Hagar found herself so unjustly used and mistreated that she ran away and wandered alone in the wilderness. God found her, and she discovered that He was the only One who really saw her. Genesis 16.
The woman at the well tried hard to isolate herself, to avoid the painful truth of her own life, to avoid the condemnation of others. Suddenly she found herself face-to-face with Messiah, the One who knew everything she had ever done and yet still loved her with scandalous grace. John 4.

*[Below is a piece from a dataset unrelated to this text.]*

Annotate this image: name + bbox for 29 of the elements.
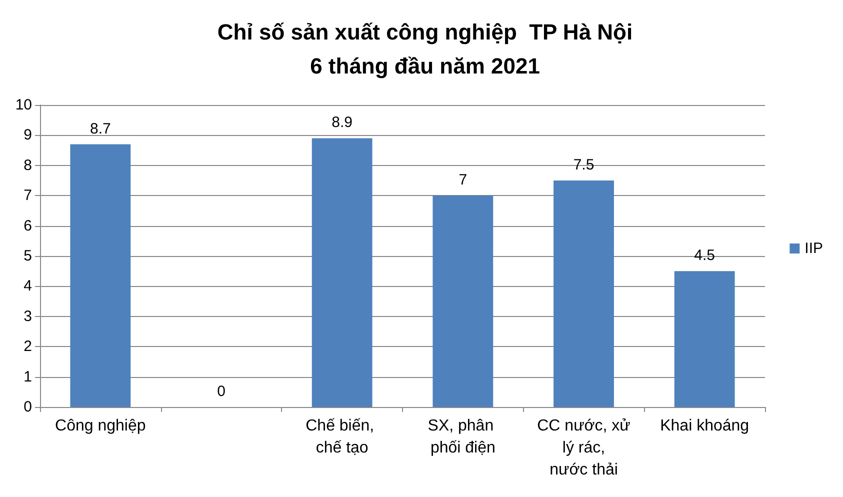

In this age of social media, of so many, many words, our human need to be seen and understood seems amplified. I constantly hear from women that they feel isolated, like no one understands, no one really sees. And they’re probably right in some ways. Proverbs 14:10 says, “Each heart knows its own bitterness, and no one else can share its joy.”  
No one else fully understands what 2014 has been like for me. And that’s ok – I’m going to let them off the hook. They can’t fully comprehend it. And I can’t fully comprehend their pain, either. The pain of an unwanted diagnosis, the loss of a dear loved one, their marriage struggles, a financial earthquake… perhaps I’ve been in a similar situation, but only Jesus can fully see. Only Jesus can carry their grief. Only He can understand.
I think that’s part of the reason why, sitting in a smelly stable after a host of angels had sent shepherds to greet her Divine baby sleeping in a feed trough, Mary treasured up all these things and pondered them in her heart. (Luke 2:19) Because who could understand that?! Who would even believe her? Who could understand the joy and exultation and fear and uncertainty swirling in her heart and mind? Only God.
I don’t know what 2014 has been like for you. Even if you’re a close personal friend, I can’t fully comprehend what 2014 has been like. But He can.
Let’s agree together to let one another off the hook a bit, shall we? To stop demanding that people understand us? To understand that they just can’t, even if they try? To give ourselves permission to not attempt to explain… to ponder in silence?
He sees you, dear one. He understands your joys, your pain, your shame, your worries about what lies ahead in 2015. Cry out to Him and you will find Him to be faithful.